Underground Coal Fires
The geology of the British Isles is littered with faults and abandoned mine workings. If a supply of oxygen from an uncontrolled source reached the burning coal, the coal seam could continue to burn indefinitely. An uncontrolled fire would not be confined to the offshore coal seam.

Subsidence
As coal seams burn the voids created collapse. This can cause collapse of the overlying geology and could lead to subsidence and damage to buildings and infrastructure including the UCG boreholes themselves.

Heavy Vehicle Traffic
Just removing drilling mud and waste from wells will require many tanker/truck movements for each site . Waste disposal traffic will become a common sight on local roads. This is in addition to construction vehicles and drilling equipment when the sites are commissioned and pipelines are constructed through rural and suburban areas.

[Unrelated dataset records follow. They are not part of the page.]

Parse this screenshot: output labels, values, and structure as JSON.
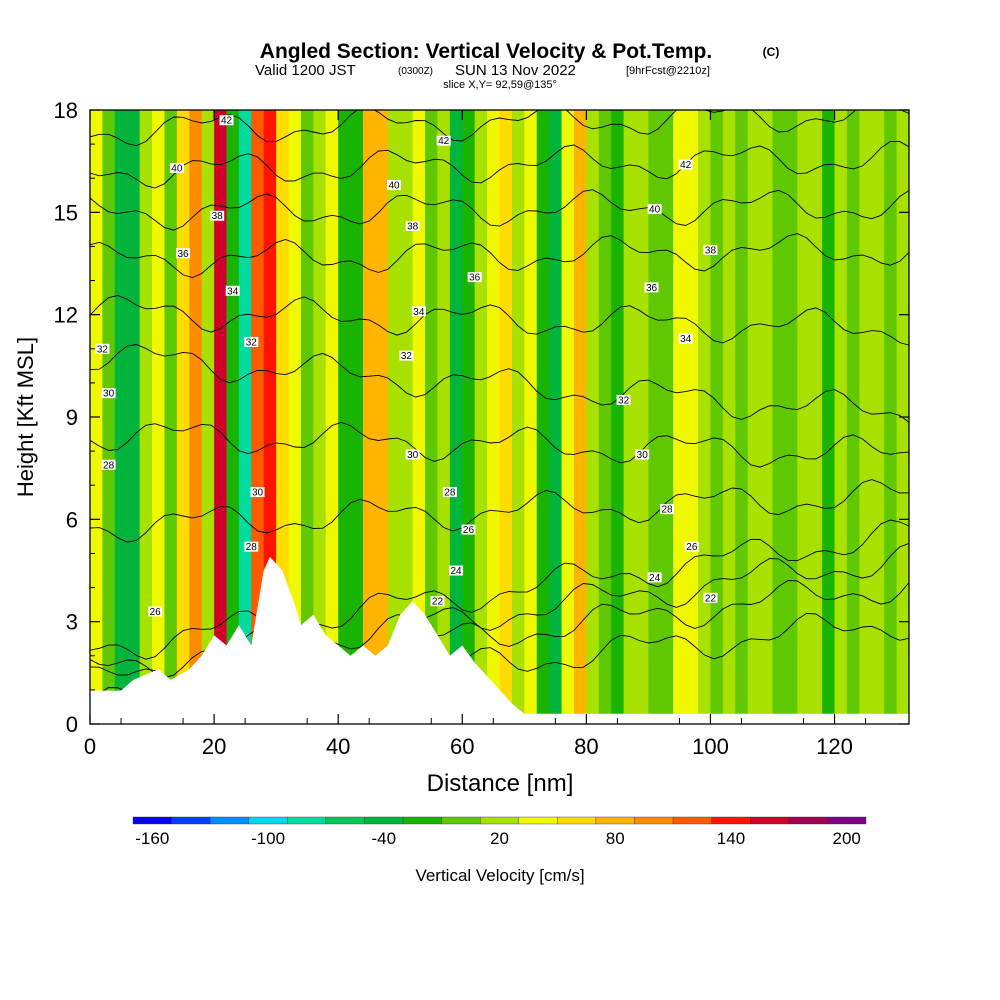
{
  "title": {
    "main": "Angled Section: Vertical Velocity & Pot.Temp.",
    "main_unit": "(C)",
    "line2_a": "Valid 1200 JST",
    "line2_b": "(0300Z)",
    "line2_c": "SUN 13 Nov 2022",
    "line2_d": "[9hrFcst@2210z]",
    "line3": "slice X,Y= 92,59@135°"
  },
  "chart_data": {
    "type": "heatmap",
    "xlabel": "Distance [nm]",
    "ylabel": "Height [Kft MSL]",
    "xlim": [
      0,
      132
    ],
    "ylim": [
      0,
      18
    ],
    "x_ticks": [
      0,
      20,
      40,
      60,
      80,
      100,
      120
    ],
    "y_ticks": [
      0,
      3,
      6,
      9,
      12,
      15,
      18
    ],
    "colorbar": {
      "label": "Vertical Velocity [cm/s]",
      "range": [
        -170,
        210
      ],
      "tick_values": [
        -160,
        -100,
        -40,
        20,
        80,
        140,
        200
      ],
      "tick_labels": [
        "-160",
        "-100",
        "-40",
        "20",
        "80",
        "140",
        "200"
      ],
      "colors": [
        "#0a00f0",
        "#0040ff",
        "#0090ff",
        "#00d8f0",
        "#00dca0",
        "#00c858",
        "#00b43c",
        "#18b400",
        "#60c800",
        "#a8e000",
        "#f0f800",
        "#ffdc00",
        "#ffb400",
        "#ff8c00",
        "#ff5a00",
        "#ff1400",
        "#d0002a",
        "#a00050",
        "#7a0088"
      ]
    },
    "columns": {
      "comment": "dominant vertical velocity (cm/s) by distance band; columns are bands of equal width across 0-132 nm",
      "values": [
        30,
        -10,
        -40,
        -40,
        20,
        40,
        -10,
        60,
        100,
        20,
        150,
        -20,
        -90,
        110,
        140,
        60,
        30,
        -10,
        20,
        30,
        -20,
        -30,
        80,
        70,
        20,
        10,
        30,
        -10,
        20,
        -40,
        -20,
        10,
        40,
        50,
        20,
        30,
        -20,
        -40,
        30,
        70,
        20,
        0,
        -30,
        10,
        20,
        -10,
        0,
        30,
        40,
        10,
        -10,
        20,
        0,
        10,
        20,
        -10,
        0,
        10,
        20,
        -20,
        10,
        0,
        20,
        10,
        0,
        20
      ]
    },
    "theta_contours": {
      "comment": "potential temperature isentropes (C); baseline height (kft) at left/right edge",
      "levels": [
        20,
        22,
        24,
        26,
        28,
        30,
        32,
        34,
        36,
        38,
        40,
        42
      ],
      "left_height_kft": [
        0.6,
        1.2,
        1.6,
        2.2,
        5.8,
        8.5,
        10.8,
        12.1,
        13.6,
        15.0,
        16.2,
        17.4
      ],
      "right_height_kft": [
        3.0,
        4.1,
        4.9,
        5.6,
        6.7,
        7.9,
        9.1,
        11.6,
        13.9,
        15.2,
        16.6,
        17.9
      ],
      "labels": [
        {
          "text": "42",
          "x": 22,
          "y": 17.7
        },
        {
          "text": "40",
          "x": 14,
          "y": 16.3
        },
        {
          "text": "38",
          "x": 20.5,
          "y": 14.9
        },
        {
          "text": "36",
          "x": 15,
          "y": 13.8
        },
        {
          "text": "34",
          "x": 23,
          "y": 12.7
        },
        {
          "text": "32",
          "x": 26,
          "y": 11.2
        },
        {
          "text": "32",
          "x": 2,
          "y": 11.0
        },
        {
          "text": "30",
          "x": 3,
          "y": 9.7
        },
        {
          "text": "28",
          "x": 3,
          "y": 7.6
        },
        {
          "text": "30",
          "x": 27,
          "y": 6.8
        },
        {
          "text": "28",
          "x": 26,
          "y": 5.2
        },
        {
          "text": "26",
          "x": 10.5,
          "y": 3.3
        },
        {
          "text": "42",
          "x": 57,
          "y": 17.1
        },
        {
          "text": "40",
          "x": 49,
          "y": 15.8
        },
        {
          "text": "38",
          "x": 52,
          "y": 14.6
        },
        {
          "text": "36",
          "x": 62,
          "y": 13.1
        },
        {
          "text": "34",
          "x": 53,
          "y": 12.1
        },
        {
          "text": "32",
          "x": 51,
          "y": 10.8
        },
        {
          "text": "30",
          "x": 52,
          "y": 7.9
        },
        {
          "text": "28",
          "x": 58,
          "y": 6.8
        },
        {
          "text": "26",
          "x": 61,
          "y": 5.7
        },
        {
          "text": "24",
          "x": 59,
          "y": 4.5
        },
        {
          "text": "22",
          "x": 56,
          "y": 3.6
        },
        {
          "text": "42",
          "x": 96,
          "y": 16.4
        },
        {
          "text": "40",
          "x": 91,
          "y": 15.1
        },
        {
          "text": "38",
          "x": 100,
          "y": 13.9
        },
        {
          "text": "36",
          "x": 90.5,
          "y": 12.8
        },
        {
          "text": "34",
          "x": 96,
          "y": 11.3
        },
        {
          "text": "32",
          "x": 86,
          "y": 9.5
        },
        {
          "text": "30",
          "x": 89,
          "y": 7.9
        },
        {
          "text": "28",
          "x": 93,
          "y": 6.3
        },
        {
          "text": "26",
          "x": 97,
          "y": 5.2
        },
        {
          "text": "24",
          "x": 91,
          "y": 4.3
        },
        {
          "text": "22",
          "x": 100,
          "y": 3.7
        }
      ]
    },
    "terrain_kft": [
      [
        0,
        0.98
      ],
      [
        5,
        0.98
      ],
      [
        7,
        1.3
      ],
      [
        11,
        1.6
      ],
      [
        13,
        1.3
      ],
      [
        16,
        1.6
      ],
      [
        18,
        2.0
      ],
      [
        20,
        2.6
      ],
      [
        22,
        2.3
      ],
      [
        24,
        2.9
      ],
      [
        26,
        2.3
      ],
      [
        28,
        4.5
      ],
      [
        29,
        4.9
      ],
      [
        31,
        4.5
      ],
      [
        33,
        3.5
      ],
      [
        34,
        2.9
      ],
      [
        36,
        3.2
      ],
      [
        38,
        2.6
      ],
      [
        40,
        2.3
      ],
      [
        42,
        2.0
      ],
      [
        44,
        2.3
      ],
      [
        46,
        2.0
      ],
      [
        48,
        2.3
      ],
      [
        50,
        3.2
      ],
      [
        52,
        3.6
      ],
      [
        54,
        3.2
      ],
      [
        56,
        2.6
      ],
      [
        58,
        2.0
      ],
      [
        60,
        2.3
      ],
      [
        62,
        1.8
      ],
      [
        64,
        1.4
      ],
      [
        66,
        1.0
      ],
      [
        68,
        0.6
      ],
      [
        70,
        0.3
      ],
      [
        80,
        0.3
      ],
      [
        90,
        0.3
      ],
      [
        100,
        0.3
      ],
      [
        110,
        0.3
      ],
      [
        120,
        0.3
      ],
      [
        132,
        0.3
      ]
    ],
    "grid": false
  }
}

Road Damage, Subsidence & Earthquakes
Road damage is an inevitable consequence of CBM exploration due to intensive transportation of materials and machinery. Subsidence and earthquakes may be caused by the process and are quite common in conventional coal mining. The cost of the road damage caused by fracking traffic have surpassed the tax revenues generated by fracking in most U.S states.

Property Blight
Home owners in UCG areas can find themselves trapped in a house they can not sell, re-mortgage, insure or develop. An area already suffering from a decline in existing industries is further impacted by industrialisation (sites & pipelines), air and water pollution and the resultant health impacts.

Energy Dependancy
The current economic system is addicted to cheap and abundant fossil fuels. Investment in increasingly dirty and dangerous fossil fuel extraction and a new wave of extreme industrialisation undermines any attempt to reduce energy consumption or become self sufficient. UCG will not reduce or set people free from their energy bills. It is a direct threat to investment in insulation, localisation, energy saving, energy efficiency and renewable energy technologies. It perpetuates our dependence on finite resources and sabotages the life chances of future generations.

Climate Chaos
The Underground Coal Gasification process alows companies to access coal that has previously been considered unminable. By developing this new energy extraction technique we are expanding global reserves of hydrocarbons and increasing emissions. The chemistry of the atmosphere is changing and due to drought, flood and starvation the death toll already stands at 450,000 annually.